Seine Idee war dann eine Idee, die nur einem Diktator einfallen konnte. Anstatt sie zu fragen, ob sie für ihn einen Film drehen möchten, ließ er 1978 die Schauspielerin Choi Eun-hee in Hongkong entführen. Als ihr Ex-Mann Shin Sang-ok sie suchte, wurde er ebenfalls entführt.

Die nächsten Jahre verbrachten sie getrennt und ohne voneinander zu wissen in verschieden komfortablen Gefängnissen, in denen sie von den Vorzügen des nordkoreanischen Gesellschaftsmodell und den edlen Taten des Führers überzeugt wurden. 1983 sahen sie sich wieder.

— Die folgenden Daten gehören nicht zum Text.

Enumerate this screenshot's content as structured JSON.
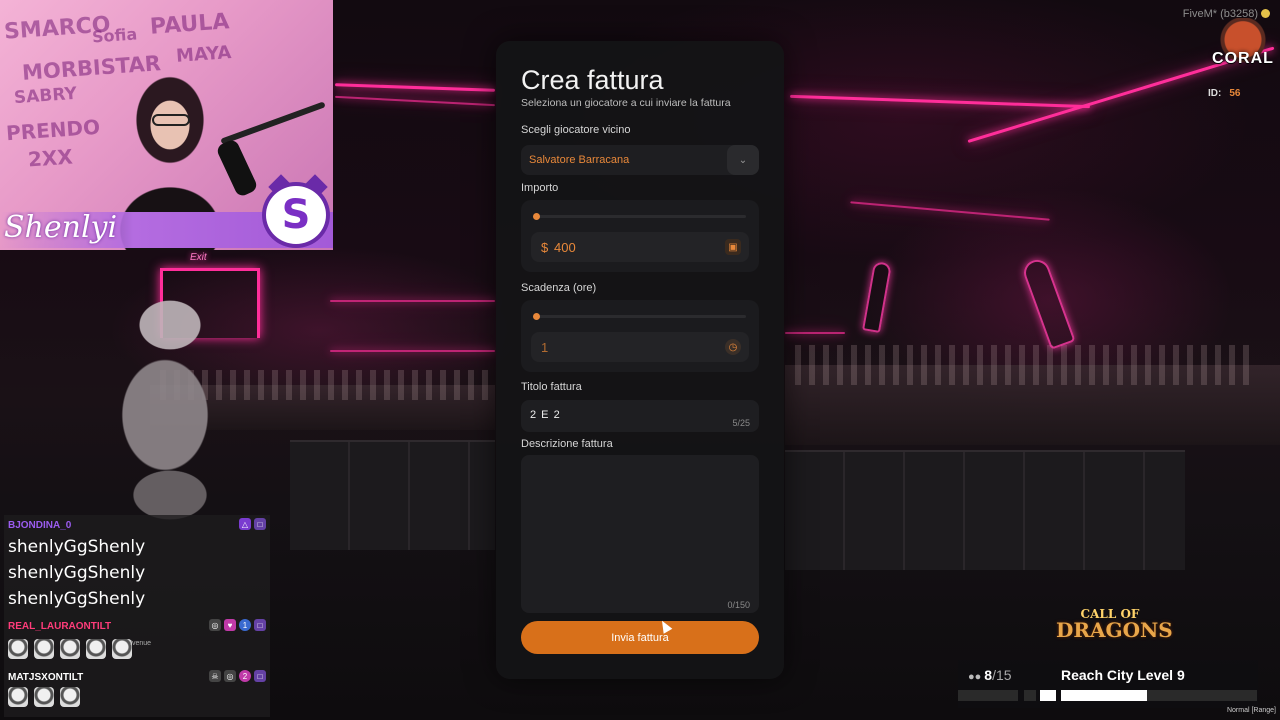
{
  "invoice": {
    "title": "Crea fattura",
    "subtitle": "Seleziona un giocatore a cui inviare la fattura",
    "player_label": "Scegli giocatore vicino",
    "player_value": "Salvatore Barracana",
    "amount_label": "Importo",
    "amount_currency": "$",
    "amount_value": "400",
    "amount_slider_fraction": 0.0,
    "due_label": "Scadenza (ore)",
    "due_value": "1",
    "due_slider_fraction": 0.0,
    "title_label": "Titolo fattura",
    "title_value": "2 E 2",
    "title_counter": "5/25",
    "description_label": "Descrizione fattura",
    "description_counter": "0/150",
    "submit_label": "Invia fattura",
    "accent_color": "#e8883a"
  },
  "server": {
    "fivem_build": "FiveM* (b3258)",
    "logo_text": "CORAL",
    "id_label": "ID:",
    "id_value": "56"
  },
  "stream": {
    "streamer_name": "Shenlyi",
    "logo_letter": "S",
    "wall_words": [
      "SMARCO",
      "Sofia",
      "PAULA",
      "MORBISTAR",
      "MAYA",
      "SABRY",
      "PRENDO",
      "2XX"
    ],
    "scene_sign": "Exit"
  },
  "chat": {
    "messages": [
      {
        "user": "BJONDINA_0",
        "user_color": "#9b5cf0",
        "lines": [
          "shenlyGgShenly",
          "shenlyGgShenly",
          "shenlyGgShenly"
        ]
      },
      {
        "user": "REAL_LAURAONTILT",
        "user_color": "#ff3c7a",
        "badge_count": "1",
        "emote_caption": "Ivenue"
      },
      {
        "user": "MATJSXONTILT",
        "user_color": "#ffffff",
        "badge_count": "2"
      }
    ]
  },
  "hud": {
    "game_logo_top": "CALL OF",
    "game_logo_bottom": "DRAGONS",
    "players_current": "8",
    "players_max": "/15",
    "quest": "Reach City Level 9",
    "mode": "Normal [Range]"
  }
}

Kim Jong-il eröffnete ihnen, warum er sie entführen ließ: Sie sollen für ihn „Meisterwerke von internationalem Format“ inszenieren.

Der bekannteste Film, den sie in Nordkorea drehten ist „Pulgasari“, ein 1985 entstandener Monsterfilm, der überdeutlich von den „Godzilla“-Filmen beeinflusst und zwar trashig unterhaltsam, aber beileibe kein Meisterwerk ist.

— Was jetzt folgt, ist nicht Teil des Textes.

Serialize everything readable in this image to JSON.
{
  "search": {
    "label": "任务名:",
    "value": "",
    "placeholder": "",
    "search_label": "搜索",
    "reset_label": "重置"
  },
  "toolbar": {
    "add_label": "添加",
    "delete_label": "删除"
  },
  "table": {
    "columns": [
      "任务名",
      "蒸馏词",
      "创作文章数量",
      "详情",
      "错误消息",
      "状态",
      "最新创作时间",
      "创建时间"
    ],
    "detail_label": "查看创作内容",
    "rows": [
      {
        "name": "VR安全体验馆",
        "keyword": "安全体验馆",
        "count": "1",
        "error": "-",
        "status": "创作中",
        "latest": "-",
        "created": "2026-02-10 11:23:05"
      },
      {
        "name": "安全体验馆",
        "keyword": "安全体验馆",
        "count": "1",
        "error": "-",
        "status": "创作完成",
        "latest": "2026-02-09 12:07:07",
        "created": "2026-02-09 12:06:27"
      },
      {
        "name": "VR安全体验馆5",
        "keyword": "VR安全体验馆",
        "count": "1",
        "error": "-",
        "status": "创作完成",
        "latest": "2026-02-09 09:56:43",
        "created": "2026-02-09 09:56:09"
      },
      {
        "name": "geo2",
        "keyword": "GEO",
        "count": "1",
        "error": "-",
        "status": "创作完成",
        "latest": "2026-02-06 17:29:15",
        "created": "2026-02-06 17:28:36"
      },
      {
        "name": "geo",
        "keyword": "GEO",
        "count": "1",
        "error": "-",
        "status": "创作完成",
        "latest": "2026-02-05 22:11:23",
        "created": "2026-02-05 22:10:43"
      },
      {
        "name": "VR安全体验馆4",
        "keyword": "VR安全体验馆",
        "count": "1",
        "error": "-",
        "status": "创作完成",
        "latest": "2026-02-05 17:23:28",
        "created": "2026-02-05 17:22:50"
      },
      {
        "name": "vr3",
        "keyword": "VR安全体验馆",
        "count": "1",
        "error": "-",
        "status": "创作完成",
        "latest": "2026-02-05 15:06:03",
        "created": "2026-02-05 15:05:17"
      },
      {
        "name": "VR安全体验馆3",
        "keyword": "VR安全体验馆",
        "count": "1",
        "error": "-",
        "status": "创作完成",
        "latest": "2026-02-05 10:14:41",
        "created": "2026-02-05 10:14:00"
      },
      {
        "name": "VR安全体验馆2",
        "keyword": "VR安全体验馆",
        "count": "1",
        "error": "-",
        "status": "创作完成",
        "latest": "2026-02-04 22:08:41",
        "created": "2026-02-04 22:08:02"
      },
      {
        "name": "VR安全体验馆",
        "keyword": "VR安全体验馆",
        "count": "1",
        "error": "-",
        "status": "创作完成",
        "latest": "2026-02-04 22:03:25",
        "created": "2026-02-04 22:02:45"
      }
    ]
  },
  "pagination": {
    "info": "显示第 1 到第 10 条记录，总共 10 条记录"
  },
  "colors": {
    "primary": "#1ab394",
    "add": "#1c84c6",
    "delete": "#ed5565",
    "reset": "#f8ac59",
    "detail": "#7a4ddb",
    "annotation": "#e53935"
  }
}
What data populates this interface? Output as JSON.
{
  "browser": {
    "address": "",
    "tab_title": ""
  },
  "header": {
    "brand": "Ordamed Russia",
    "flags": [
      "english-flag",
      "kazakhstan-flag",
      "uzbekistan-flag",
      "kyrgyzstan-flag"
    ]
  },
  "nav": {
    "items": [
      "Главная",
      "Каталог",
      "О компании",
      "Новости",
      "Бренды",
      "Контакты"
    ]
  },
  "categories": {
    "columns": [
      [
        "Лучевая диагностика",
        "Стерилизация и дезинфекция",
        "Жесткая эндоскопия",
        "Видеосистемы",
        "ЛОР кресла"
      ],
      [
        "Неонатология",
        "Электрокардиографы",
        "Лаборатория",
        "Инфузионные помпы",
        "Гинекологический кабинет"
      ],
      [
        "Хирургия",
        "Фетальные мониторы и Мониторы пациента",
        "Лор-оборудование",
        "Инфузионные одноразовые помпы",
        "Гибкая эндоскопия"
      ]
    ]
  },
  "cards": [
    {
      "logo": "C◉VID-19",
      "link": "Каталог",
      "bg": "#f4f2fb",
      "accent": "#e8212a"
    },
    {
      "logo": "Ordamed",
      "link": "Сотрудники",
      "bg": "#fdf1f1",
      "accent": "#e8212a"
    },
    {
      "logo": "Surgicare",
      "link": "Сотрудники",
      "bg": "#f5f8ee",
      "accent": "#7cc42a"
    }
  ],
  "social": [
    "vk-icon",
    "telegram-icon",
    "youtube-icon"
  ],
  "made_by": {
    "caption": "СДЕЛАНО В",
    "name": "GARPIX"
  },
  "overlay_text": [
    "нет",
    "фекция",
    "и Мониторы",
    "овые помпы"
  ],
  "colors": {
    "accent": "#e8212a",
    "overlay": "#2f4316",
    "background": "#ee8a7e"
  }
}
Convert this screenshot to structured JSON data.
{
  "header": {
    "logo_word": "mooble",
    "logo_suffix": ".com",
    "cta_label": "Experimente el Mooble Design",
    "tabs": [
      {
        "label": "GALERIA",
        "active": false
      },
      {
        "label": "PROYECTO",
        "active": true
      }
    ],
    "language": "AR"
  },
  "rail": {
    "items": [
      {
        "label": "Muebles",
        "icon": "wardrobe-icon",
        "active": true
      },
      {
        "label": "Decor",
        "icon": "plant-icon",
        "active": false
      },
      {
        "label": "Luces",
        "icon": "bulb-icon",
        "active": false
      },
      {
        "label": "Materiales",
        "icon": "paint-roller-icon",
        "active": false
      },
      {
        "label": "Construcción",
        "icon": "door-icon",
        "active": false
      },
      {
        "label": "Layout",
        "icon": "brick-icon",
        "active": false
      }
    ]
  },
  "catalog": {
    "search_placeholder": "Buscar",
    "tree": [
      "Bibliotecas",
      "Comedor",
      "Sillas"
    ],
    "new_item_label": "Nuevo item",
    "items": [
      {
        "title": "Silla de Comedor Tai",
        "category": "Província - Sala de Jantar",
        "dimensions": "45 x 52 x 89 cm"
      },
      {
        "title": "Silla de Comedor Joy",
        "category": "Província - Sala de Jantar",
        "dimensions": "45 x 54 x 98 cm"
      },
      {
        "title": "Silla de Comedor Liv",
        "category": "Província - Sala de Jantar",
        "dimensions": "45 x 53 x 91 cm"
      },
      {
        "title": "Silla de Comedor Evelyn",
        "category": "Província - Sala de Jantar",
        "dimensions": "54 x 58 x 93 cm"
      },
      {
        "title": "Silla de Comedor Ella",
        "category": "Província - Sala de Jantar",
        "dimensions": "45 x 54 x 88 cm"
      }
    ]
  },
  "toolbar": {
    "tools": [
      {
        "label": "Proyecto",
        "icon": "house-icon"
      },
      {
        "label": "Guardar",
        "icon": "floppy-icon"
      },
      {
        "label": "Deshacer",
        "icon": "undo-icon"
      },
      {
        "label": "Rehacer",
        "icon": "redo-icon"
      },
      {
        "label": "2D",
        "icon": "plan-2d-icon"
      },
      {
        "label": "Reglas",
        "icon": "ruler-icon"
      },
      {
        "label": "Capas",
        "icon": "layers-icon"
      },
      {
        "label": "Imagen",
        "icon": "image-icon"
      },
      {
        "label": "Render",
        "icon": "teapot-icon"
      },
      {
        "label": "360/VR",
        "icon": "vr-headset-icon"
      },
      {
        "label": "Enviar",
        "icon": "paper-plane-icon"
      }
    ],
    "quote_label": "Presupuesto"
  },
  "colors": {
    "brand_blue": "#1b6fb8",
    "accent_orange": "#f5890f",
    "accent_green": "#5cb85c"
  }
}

Er interpretiert den jahrhundertealten koreanischen Mythos von Pulgasari (bzw. Bulgasari) neu. Pulgasari ist ein Eisen fressendes Monster, das die Menschen in Angst und Schrecken versetzt. Denn mit jeder Eisenmahlzeit wird er größer und hungriger. Im Film und im Comic wird er von Mina mit einem Tropfen ihres Blutes zum Leben erweckt. Sie ist die Tochter eines vom König entführten Schmieds. Dieser despotische König unterdrückt seine Untertanen, führt Kriege und zerstört beim Abbau von Eisenerz die Natur. Zum Herstellen von Schwertern benötigt er neben dem Eisen Schmiede, die ihm gute Waffen anfertigen. Und das soll Minas Vater für ihn tun. Mina hofft, mit Pulgasari ihren Vater befreien und den Despoten vernichten zu können. 

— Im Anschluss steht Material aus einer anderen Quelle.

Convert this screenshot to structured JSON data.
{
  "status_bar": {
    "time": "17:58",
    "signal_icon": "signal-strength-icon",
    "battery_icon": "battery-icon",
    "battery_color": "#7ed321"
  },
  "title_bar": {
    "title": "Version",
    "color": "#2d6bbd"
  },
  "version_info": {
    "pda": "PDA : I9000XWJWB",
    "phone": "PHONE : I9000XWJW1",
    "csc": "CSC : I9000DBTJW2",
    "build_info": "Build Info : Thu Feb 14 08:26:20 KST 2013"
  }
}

Den Plot des Monsterfilms erzählen Zeichnerin Sheree Domingo und Szenarist Patrick Spät in ihrer Version der eben geschilderten Geschichte der Entführung der Schauspielerin und des Regisseurs nach. Dabei spiegelt die Geschichte des Monsterfilms auch die Geschichte von Choi Eun-hee und Shin Sang-ok und ihrem Kampf gegen ihren Entführer wieder. Insofern kommentiert und ergänzt gelungen die Geschichte von Pulgasari die des entführten Paares.

Mme Choi & die Monster“ ist eine äußerst gelungene und unterhaltsame Liebeserklärung an die japanischen Monsterfilme und eine historischen Nachhilfestunde über eine ziemlich unglaubliche Entführung. Schließlich entführen Diktatoren normalerweise Systemgegner, die sie dann foltern, inhaftieren und töten.

Bekannt wurde die Geschichte, als Choi Eun-hee und Shin Sang-ok 1986 in Wien die Flucht in den Westen gelang.

Pulgasari“ kann unter anderem hier angesehen werden: https://archive.org/details/Pulgasari_1985 Auf YouTube ist der Film auch zu finden.

Sheree Domingo/Patrick Spät: Mme Choi & die Monster

Edition Moderne, 2022

176 Seiten

24 Euro

Hinweise

Homepage von Sheree Domingo

Literaturport über Patrick Spät

Wikipedia über Sheree Domingo, Patrick Spät, Choi Eun-hee (deutsch, englisch), Shin Sang-ok (deutsch, englisch), ihre Entführung und Pulgasari“ (deutsch, englisch)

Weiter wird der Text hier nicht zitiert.